Sure, they’ll try to fool you. They make the cover look like some slightly slap-bang version of Funeral or an early Decemberists album. But the shitty hand written font won’t fool you, will it Columbo? The only thing that isn’t trying to sell the band as an indie group is the LP’s title, Oneida Road, which probably was the destination where two young cousins first steamed the windows of their slack jawed uncle’s barn, while a cow licked at their moist and sweaty nether regions. You can paint it in any colour you like; you can slap any hybrid term on it (alt-country, post-Avril Lavinge-hipster sloth) but the only test is the music and on the whole this music is as country as fried chicken, brown liquor and slavery.

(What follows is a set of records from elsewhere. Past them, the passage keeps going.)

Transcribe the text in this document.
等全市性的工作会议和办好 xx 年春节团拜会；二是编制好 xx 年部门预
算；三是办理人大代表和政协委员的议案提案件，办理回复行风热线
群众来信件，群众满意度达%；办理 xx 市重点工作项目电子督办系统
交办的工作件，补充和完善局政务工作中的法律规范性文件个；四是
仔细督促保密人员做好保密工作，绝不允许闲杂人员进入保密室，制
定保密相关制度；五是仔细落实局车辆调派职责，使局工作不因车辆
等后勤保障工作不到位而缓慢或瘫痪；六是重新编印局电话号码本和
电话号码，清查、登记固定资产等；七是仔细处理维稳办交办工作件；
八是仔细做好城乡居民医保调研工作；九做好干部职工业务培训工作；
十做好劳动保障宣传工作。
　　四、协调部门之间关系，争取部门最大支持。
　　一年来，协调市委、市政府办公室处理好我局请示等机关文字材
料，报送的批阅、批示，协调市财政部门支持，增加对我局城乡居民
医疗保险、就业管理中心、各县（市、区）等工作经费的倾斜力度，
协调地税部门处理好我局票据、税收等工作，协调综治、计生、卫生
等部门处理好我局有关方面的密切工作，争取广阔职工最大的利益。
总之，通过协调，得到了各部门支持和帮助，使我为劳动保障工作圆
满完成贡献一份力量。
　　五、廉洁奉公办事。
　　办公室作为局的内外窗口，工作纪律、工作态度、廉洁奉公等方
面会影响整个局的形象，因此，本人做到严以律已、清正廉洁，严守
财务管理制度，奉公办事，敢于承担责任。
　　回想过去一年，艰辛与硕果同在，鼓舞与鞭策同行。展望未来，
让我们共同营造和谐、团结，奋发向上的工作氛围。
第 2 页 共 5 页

Now, if you solely listened to the first four songs of this album you’d think I am a lying sack of horse manure, and you’d be justified to come at me with your shovels and pitchforks, your humpbacked relations close in tow, dragging their limp appendages along the dusty ground. Opener ‘Top Of Your Head’ is a passable piece of alt-country and probably was one of the reasons that One Little Indian thought they could pull the wool over your eyes. The song starts all hillbilly and slightly mongoloid, but rises to a barn stomping rockout after the instrumental. Troy Pohl, one of the band’s vocalists, sells the vocal line spitting the hay from his mouth and delivering a rousing performance that justifies all the pretty pictures on the album cover: “But today you’re weeping/You’re curled up into a ball/Just the top of your head sticking out”.
The band diverts even farther from the banjos and buckteeth with ‘Defender’, while it still has a colonial drawl that may have been used to stir the loins of pre-American Revolution soldiers, the vocals are a dark, melancholy beast that evoke the spectre of the ever longing Eliot Smith. “Woah, back the boat up here, like Eliot Smith?” I can hear the dull thud of a million music jocks trying to pilfer the album before they even finish the review. As I said, for all the wading in swamplands there are four or five really decent tracks on this album and ‘Defender’ is a Herculean effort that will confuse all those who were even slightly shaken by the album cover – and that seems to be half the critics out there judging by the band’s glowing reviews, most of these pricks must have just listened to the first half, or maybe they too are related?
‘You Can’t Just Get Up And Leave’, ‘Ash Wednesday’ and ‘No One Called You A Failure’ make you think that The Kamikaze Hearts might be on the right side of that thin grey line between ‘alt-country’ and the latter half of a 200 Best Songs to Sing to Your Dog album. It’s not like there is any great ingenuity needed to decipher where the band succeeds, and where they roll around in a steamy pile: when they evoke country they sound more than respectable, they’re catchy, measured and at times even deep, but when they are country they sound like a slightly more skilled, but barely more interesting version, of that toothless, pot bellied, red-faced, boot-wearing hack that plays those Slim Dusty covers during Happy Hour at the local RSL – the big fucking joke in this is that Happy Hour is always full of chronic, jobless drunks who eat up all this “my old bag left me” shit, when in reality the only lady these circus freaks have ever frequented was either expensive or inbred.
Anyway, that’s all that’s worth saying about this album. If you think half of an album is good enough to justify a purchase then go ahead and spend you’re hard earned on this; you’re a dimwit and probably would have just lost it down a gutter anyway. But for The Kamikaze Hearts I have this to say: decide who you are going to be. If you are going to be an alt-country band, stepping outside the normal two chord layman crap, then tap me on the shoulder, wake me up and let me know. If not, go back to that dirty straw bed of yours, playing your sentimental dung, ploughing all the neighbours’ fields and their daughters for all I care; just let me sleep in peace.